Se ci fermiamo a riflettere sui cambiamenti in corso nel modo di produzione e nel modello di sviluppo, potremmo giungere alla conclusione che persino questi stanno favorendo, o propiziando, il recupero di impostazioni che, in qualche misura, hanno a che vedere, pur se solo a livello organizzativo, con alcune delle formulazioni e delle intuizioni proprie del pensiero anarchico. Ma se le cose stanno davvero così, allora sembra ragionevole affermare che questa rinascita dell'anarchismo non avviene soltanto perché trova eco nelle caratteristiche dei nuovi movimenti sociali, ma anche perché si trova ad avere una qualche sintonia con alcune delle esigenze attuali del capitalismo, il quale necessita per la propria efficacia di strutture reticolari al posto di strutture verticali...

MANUEL CASTELLS — Verissimo, però non userei il termine capitalismo quanto l'espressione nuova struttura produttiva.

TOMÁS IBÁÑEZ – Va bene, tuttavia mi sembra palese che questa nuova struttura produttiva è di tipo capitalista...

MANUEL CASTELLS – Certo, oggi è capitalista, ed è assolutamente possibile che in questo momento in tale struttura non ci sia altro che capitalismo.
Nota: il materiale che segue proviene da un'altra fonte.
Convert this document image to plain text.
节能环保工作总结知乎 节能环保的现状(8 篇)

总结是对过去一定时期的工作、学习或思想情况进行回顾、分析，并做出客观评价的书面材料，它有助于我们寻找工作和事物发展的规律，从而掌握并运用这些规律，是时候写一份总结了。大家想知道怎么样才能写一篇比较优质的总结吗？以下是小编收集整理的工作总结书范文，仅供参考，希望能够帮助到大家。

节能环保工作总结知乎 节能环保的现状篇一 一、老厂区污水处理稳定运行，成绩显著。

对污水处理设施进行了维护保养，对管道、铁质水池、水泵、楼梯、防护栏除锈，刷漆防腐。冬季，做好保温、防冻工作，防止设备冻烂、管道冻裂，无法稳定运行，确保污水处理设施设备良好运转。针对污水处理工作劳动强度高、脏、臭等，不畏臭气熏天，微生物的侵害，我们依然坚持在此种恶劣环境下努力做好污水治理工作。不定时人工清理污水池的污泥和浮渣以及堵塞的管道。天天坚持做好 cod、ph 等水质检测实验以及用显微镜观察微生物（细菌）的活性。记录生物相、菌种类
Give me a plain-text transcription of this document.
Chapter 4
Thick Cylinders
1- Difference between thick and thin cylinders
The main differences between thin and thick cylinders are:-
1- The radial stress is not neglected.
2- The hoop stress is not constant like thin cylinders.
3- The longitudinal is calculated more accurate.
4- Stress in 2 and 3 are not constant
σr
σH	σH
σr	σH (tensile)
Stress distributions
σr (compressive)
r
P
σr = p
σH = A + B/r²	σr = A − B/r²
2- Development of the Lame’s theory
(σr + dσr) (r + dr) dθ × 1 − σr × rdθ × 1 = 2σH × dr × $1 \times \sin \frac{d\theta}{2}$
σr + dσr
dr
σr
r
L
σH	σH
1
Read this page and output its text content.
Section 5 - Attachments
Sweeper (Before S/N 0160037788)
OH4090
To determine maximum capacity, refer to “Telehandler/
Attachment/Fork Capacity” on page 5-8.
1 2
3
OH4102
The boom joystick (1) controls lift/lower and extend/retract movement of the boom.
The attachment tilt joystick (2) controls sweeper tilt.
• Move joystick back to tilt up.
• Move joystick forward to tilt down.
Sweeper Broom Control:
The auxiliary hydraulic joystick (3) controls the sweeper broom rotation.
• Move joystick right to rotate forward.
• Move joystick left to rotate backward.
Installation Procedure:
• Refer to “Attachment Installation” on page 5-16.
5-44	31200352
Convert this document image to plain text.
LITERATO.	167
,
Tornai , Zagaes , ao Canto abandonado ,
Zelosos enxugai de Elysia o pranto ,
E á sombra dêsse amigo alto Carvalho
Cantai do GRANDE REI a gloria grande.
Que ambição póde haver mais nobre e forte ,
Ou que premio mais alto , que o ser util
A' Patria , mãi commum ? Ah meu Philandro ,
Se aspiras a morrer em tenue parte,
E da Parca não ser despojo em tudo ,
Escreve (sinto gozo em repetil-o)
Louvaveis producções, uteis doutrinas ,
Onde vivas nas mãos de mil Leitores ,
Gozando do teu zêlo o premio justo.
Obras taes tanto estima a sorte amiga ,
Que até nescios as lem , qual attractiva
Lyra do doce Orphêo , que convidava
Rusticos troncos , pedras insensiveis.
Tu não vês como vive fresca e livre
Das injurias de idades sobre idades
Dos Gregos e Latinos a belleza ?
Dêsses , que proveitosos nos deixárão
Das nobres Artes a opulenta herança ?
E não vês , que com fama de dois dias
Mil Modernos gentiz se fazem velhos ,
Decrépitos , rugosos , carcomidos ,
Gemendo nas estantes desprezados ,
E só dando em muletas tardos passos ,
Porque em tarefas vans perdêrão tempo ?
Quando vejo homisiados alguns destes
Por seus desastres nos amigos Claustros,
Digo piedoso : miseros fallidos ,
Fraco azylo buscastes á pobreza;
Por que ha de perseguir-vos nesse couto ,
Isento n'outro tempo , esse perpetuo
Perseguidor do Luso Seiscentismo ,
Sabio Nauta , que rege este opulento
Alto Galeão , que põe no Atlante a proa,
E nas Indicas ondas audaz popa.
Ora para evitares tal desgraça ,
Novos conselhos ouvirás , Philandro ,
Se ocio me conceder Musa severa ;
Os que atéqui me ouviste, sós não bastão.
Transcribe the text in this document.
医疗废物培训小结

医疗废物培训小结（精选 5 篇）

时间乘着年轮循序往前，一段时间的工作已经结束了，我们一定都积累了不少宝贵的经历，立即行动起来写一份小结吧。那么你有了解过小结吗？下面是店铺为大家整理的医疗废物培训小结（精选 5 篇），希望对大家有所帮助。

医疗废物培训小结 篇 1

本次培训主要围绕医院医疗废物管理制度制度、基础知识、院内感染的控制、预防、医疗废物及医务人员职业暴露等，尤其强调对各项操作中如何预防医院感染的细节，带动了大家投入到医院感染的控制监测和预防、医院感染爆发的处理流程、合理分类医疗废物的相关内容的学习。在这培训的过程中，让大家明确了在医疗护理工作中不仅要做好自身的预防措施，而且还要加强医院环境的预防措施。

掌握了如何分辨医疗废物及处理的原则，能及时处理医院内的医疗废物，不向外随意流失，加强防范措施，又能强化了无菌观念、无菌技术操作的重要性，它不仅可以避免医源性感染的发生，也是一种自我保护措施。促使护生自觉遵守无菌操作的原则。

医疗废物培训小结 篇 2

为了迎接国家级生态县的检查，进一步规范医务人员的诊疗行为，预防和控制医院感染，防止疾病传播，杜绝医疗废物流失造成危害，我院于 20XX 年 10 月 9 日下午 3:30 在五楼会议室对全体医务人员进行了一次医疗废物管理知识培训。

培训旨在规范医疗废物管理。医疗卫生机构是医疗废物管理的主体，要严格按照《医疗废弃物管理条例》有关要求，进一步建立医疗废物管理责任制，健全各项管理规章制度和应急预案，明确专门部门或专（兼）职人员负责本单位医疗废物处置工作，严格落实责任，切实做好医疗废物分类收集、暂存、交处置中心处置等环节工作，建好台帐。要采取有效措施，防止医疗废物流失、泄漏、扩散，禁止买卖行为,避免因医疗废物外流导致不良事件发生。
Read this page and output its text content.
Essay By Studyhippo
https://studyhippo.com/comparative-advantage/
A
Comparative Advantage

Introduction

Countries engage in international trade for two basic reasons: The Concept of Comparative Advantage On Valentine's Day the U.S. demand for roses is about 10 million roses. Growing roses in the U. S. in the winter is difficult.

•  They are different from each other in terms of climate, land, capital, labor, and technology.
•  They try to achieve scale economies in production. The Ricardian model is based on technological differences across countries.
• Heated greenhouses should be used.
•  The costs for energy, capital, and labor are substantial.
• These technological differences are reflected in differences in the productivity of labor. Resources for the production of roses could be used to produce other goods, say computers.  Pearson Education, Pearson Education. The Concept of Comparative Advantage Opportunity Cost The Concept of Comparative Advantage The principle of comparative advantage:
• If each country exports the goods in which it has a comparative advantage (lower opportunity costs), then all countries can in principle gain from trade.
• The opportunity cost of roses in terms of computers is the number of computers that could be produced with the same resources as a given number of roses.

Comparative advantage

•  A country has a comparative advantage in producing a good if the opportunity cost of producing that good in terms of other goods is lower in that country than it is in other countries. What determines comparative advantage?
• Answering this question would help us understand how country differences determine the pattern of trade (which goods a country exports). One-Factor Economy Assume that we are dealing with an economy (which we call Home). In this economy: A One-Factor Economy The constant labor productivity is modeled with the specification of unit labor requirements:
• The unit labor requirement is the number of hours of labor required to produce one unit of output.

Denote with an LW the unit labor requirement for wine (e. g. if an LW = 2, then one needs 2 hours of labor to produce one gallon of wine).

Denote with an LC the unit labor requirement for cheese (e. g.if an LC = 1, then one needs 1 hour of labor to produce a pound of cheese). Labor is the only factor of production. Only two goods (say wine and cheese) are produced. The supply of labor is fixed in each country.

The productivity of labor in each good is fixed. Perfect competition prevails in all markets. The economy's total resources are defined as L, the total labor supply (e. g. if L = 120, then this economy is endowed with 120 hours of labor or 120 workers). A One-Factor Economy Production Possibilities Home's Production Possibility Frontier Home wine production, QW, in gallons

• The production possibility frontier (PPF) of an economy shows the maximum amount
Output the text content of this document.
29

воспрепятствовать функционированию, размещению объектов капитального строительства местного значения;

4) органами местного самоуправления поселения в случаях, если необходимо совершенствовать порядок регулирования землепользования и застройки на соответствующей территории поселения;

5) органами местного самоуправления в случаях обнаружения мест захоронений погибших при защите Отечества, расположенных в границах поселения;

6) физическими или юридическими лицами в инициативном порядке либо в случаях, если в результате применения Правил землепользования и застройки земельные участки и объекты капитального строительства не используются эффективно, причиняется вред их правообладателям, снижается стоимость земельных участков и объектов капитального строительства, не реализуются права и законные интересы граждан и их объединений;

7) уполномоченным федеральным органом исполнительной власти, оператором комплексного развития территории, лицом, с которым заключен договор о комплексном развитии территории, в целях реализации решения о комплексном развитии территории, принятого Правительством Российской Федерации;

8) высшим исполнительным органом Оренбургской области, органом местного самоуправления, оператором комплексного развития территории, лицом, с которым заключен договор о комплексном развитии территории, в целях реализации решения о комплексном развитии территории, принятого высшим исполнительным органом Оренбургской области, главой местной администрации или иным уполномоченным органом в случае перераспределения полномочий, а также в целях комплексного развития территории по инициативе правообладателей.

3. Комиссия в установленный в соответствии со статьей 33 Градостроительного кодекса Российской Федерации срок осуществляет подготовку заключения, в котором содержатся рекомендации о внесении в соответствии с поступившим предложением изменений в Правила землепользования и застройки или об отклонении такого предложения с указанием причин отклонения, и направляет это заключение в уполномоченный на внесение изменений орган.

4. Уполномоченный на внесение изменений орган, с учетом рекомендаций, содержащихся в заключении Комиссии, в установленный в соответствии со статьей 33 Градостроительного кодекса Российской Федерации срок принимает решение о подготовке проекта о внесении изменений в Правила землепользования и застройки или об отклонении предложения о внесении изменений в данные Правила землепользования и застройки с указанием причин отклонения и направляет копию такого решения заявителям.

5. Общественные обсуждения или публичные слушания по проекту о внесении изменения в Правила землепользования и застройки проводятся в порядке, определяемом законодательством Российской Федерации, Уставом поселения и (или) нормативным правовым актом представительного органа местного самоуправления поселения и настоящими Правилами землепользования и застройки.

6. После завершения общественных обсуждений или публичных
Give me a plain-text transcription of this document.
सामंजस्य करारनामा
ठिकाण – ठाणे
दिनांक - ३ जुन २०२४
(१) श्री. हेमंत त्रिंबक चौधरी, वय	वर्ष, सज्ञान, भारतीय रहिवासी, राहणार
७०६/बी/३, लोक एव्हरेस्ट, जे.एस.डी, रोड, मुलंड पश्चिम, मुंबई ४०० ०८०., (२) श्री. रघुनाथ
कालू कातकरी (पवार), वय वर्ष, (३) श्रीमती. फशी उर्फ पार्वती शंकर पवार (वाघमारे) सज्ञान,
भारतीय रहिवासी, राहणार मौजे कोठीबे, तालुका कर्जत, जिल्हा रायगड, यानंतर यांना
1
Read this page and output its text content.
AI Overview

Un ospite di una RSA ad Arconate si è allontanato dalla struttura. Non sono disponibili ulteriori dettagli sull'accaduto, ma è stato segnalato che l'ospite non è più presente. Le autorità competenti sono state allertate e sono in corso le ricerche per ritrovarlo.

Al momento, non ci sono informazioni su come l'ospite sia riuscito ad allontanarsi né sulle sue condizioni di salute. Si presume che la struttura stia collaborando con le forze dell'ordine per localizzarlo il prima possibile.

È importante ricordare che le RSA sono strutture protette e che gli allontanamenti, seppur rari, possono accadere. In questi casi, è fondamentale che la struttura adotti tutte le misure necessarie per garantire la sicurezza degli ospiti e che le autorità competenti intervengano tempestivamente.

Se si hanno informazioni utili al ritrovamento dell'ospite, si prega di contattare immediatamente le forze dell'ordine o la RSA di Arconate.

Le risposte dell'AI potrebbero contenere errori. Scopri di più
Ma proprio come non c'è necessità storica, non c'è neppure determinismo, nel senso che la nuova struttura produttiva non deve necessariamente essere capitalista: può esserlo o non esserlo. La società industriale non era esclusivamente capitalista, ma capitalista e statalista al tempo stesso, ossia non si identificava con un modello unico. Ma a un certo punto qualcosa è successo se oggi non esiste, all'interno di un singolo paese o in vaste zone del mondo, un'organizzazione produttiva rilevante che non sia capitalista. Oltretutto, il capitalismo è costituito da reti, reti produttive globali che connettono ciò che ha valore e disconnettono ciò che non ha valore.

Ciò detto, non escludo affatto, e credo che sarebbe dogmatico farlo, che dalle lotte sociali e dall'evoluzione produttiva innescate dal processo informazionale in atto possano sorgere forme di produzione non capitaliste, anche se ancora non sappiamo cosa siano. Naturalmente sarebbe un grave errore analitico voler divinare ciò che verrà, tuttavia possiamo già vedere all'opera alcune forme produttive, all'interno del capitalismo, che non si costruiscono come relazioni sociali gerarchizzate, né come relazioni produttive tipicamente capitaliste, benché in alcuni casi vendano i propri prodotti sul mercato capitalista.

Il caso più ovvio ed evidente è il cosiddetto software open source, a volte chiamato software libero, anche se a volte è libero e a volte non lo è. Chiamiamolo quindi software open source. Attenzione, questo tipo di software non è assolutamente un fenomeno marginale. Le persone che non hanno seguito da vicino la rivoluzione tecnologica non sanno, per esempio, che due terzi dei server del World Wide Web, almeno due terzi, usano il sistema Apache, un sistema cooperativo, composto da volontari, non commerciale e non gerarchico (o meglio, tecnologicamente gerarchico, ma non socialmente gerarchico), che a differenza di quelli prodotti da Microsoft non è un sistema proprietario, non si acquista, è totalmente libero e aperto a chiunque...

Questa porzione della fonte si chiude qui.